How to do String Manipulation with Regular Expressions in Spark and PySpark

String manipulation is a common task in data processing, and Spark provides powerful tools for working with strings in distributed environments. Regular expressions, or regex for short, are a powerful tool for string manipulation and pattern matching. In this blog, we will explore the basics of regular expressions in Spark, including common regex functions and examples of how to use them.

Regex Functions in Spark

Spark provides a variety of functions for working with regular expressions, including:

regexp_extract(str, pattern, index): Extracts a specific group matched by a regular expression from a string column.
regexp_replace(str, pattern, replacement): Replaces all occurrences of a pattern in a string column with a replacement string.
regexp_like(str, pattern): Tests whether a string column matches a regular expression pattern.
regexp_instr(str, pattern): Returns the position of the first occurrence of a regular expression pattern in a string column.
regexp_subset(str, pattern): Returns a Boolean column indicating whether a string column contains a match to a regular expression pattern.

Using Regular Expressions in Spark

Let's look at some examples of how to use regular expressions in Spark.

Example 1: Extracting Phone Numbers

Suppose we have a DataFrame with a column of phone numbers in the format "###-###-####". We want to extract just the area code (the first three digits) and create a new column with the result.

Scala Spark

PySpark

import org.apache.spark.sql.functions.regexp_extract 

val data = Seq( ("John", "123-456-7890"), 
    ("Jane", "234-567-8901"), 
    ("Bob", "345-678-9012") )
    .toDF("name", "phone_number") 
    
val areaCode = regexp_extract(data("phone_number"), "^\\d{3}-", 0).alias("area_code") 
val result = data.select(data("name"), data("phone_number"), areaCode) 

result.show()

Here, we use the regexp_extract() function to extract the first three digits of the phone number using the regular expression pattern r'^(\d{3})-'. The ^ symbol matches the beginning of the string, \d matches any digit, and {3} specifies that we want to match three digits. The parentheses create a capturing group that we can refer to later with the index parameter. We set index=1 to extract the first capturing group (the area code).

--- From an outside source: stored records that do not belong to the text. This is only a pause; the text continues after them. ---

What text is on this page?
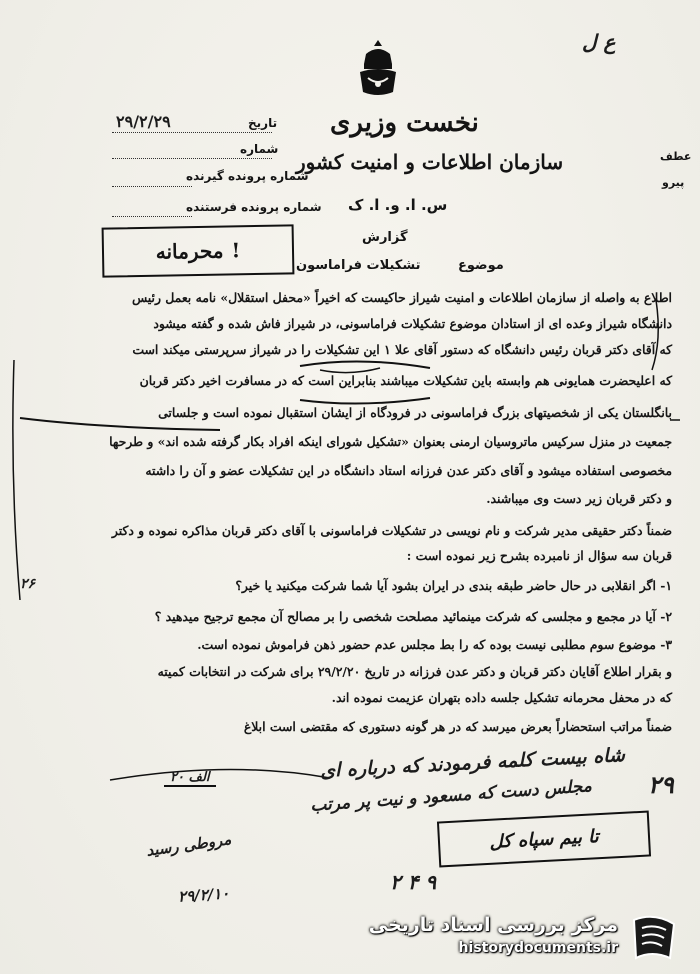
ع ل
تاریخ
۲۹/۲/۲۹
شماره
شماره پرونده گیرنده
شماره پرونده فرستنده
نخست وزیری
سازمان اطلاعات و امنیت کشور
س. ا. و. ا. ک
گزارش
عطف
پیرو
محرمانه !
تشکیلات فراماسون	موضوع
اطلاع به واصله از سازمان اطلاعات و امنیت شیراز حاکیست که اخیراً «محفل استقلال» نامه بعمل رئیس
دانشگاه شیراز وعده ای از استادان موضوع تشکیلات فراماسونی، در شیراز فاش شده و گفته میشود
که آقای دکتر قربان رئیس دانشگاه که دستور آقای علا ۱ این تشکیلات را در شیراز سرپرستی میکند است
که اعلیحضرت همایونی هم وابسته باین تشکیلات میباشند بنابراین است که در مسافرت اخیر دکتر قربان
بانگلستان یکی از شخصیتهای بزرگ فراماسونی در فرودگاه از ایشان استقبال نموده است و جلساتی
جمعیت در منزل سرکیس ماتروسیان ارمنی بعنوان «تشکیل شورای اینکه افراد بکار گرفته شده اند» و طرحها
مخصوصی استفاده میشود و آقای دکتر عدن فرزانه استاد دانشگاه در این تشکیلات عضو و آن را داشته
و دکتر قربان زیر دست وی میباشند.
ضمناً دکتر حقیقی مدیر شرکت و نام نویسی در تشکیلات فراماسونی با آقای دکتر قربان مذاکره نموده و دکتر
قربان سه سؤال از نامبرده بشرح زیر نموده است :
۱- اگر انقلابی در حال حاضر طبقه بندی در ایران بشود آیا شما شرکت میکنید یا خیر؟
۲- آیا در مجمع و مجلسی که شرکت مینمائید مصلحت شخصی را بر مصالح آن مجمع ترجیح میدهید ؟
۳- موضوع سوم مطلبی نیست بوده که را بط مجلس عدم حضور ذهن فراموش نموده است.
و بقرار اطلاع آقایان دکتر قربان و دکتر عدن فرزانه در تاریخ ۲۹/۲/۲۰ برای شرکت در انتخابات کمیته
که در محفل محرمانه تشکیل جلسه داده بتهران عزیمت نموده اند.
ضمناً مراتب استحضاراً بعرض میرسد که در هر گونه دستوری که مقتضی است ابلاغ
شاه بیست کلمه فرمودند که درباره ای
مجلس دست که مسعود و نیت پر مرتب
الف ۲۰
مروطی رسید
۲۹/۲/۱۰
۲۶
۲۹
۲ ۴ ۹
تا بیم سپاه کل
مرکز بررسی اسناد تاریخی
historydocuments.ir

Example 2: Replacing Invalid Characters

Suppose we have a DataFrame with a column of email addresses that contains invalid characters (such as spaces) that we want to remove.

Scala Spark

PySpark

import org.apache.spark.sql.functions.regexp_replace 
        
val data = Seq( ("John", "john.doe@gmail.com"), 
    ("Jane", "jane.doe@gmail.com "), 
    ("Bob", "bob.smith @yahoo.com") )
    .toDF("name", "email") 
    
val cleanEmail = regexp_replace(data("email"), "\\s+", "").alias("clean_email") 
val result = data.select(data("name"), data("email"), cleanEmail) 

result.show()

Here, we use the regexp_replace() function to replace any whitespace characters (\s+) in the email column with an empty string. This effectively removes any spaces or other invalid characters.

Conclusion

Regular expressions are a powerful tool for string manipulation and pattern matching in Spark. By using the functions provided by Spark, we can easily extract specific parts of strings, replace invalid characters, and more. This knowledge will be useful for anyone working with text data in Spark.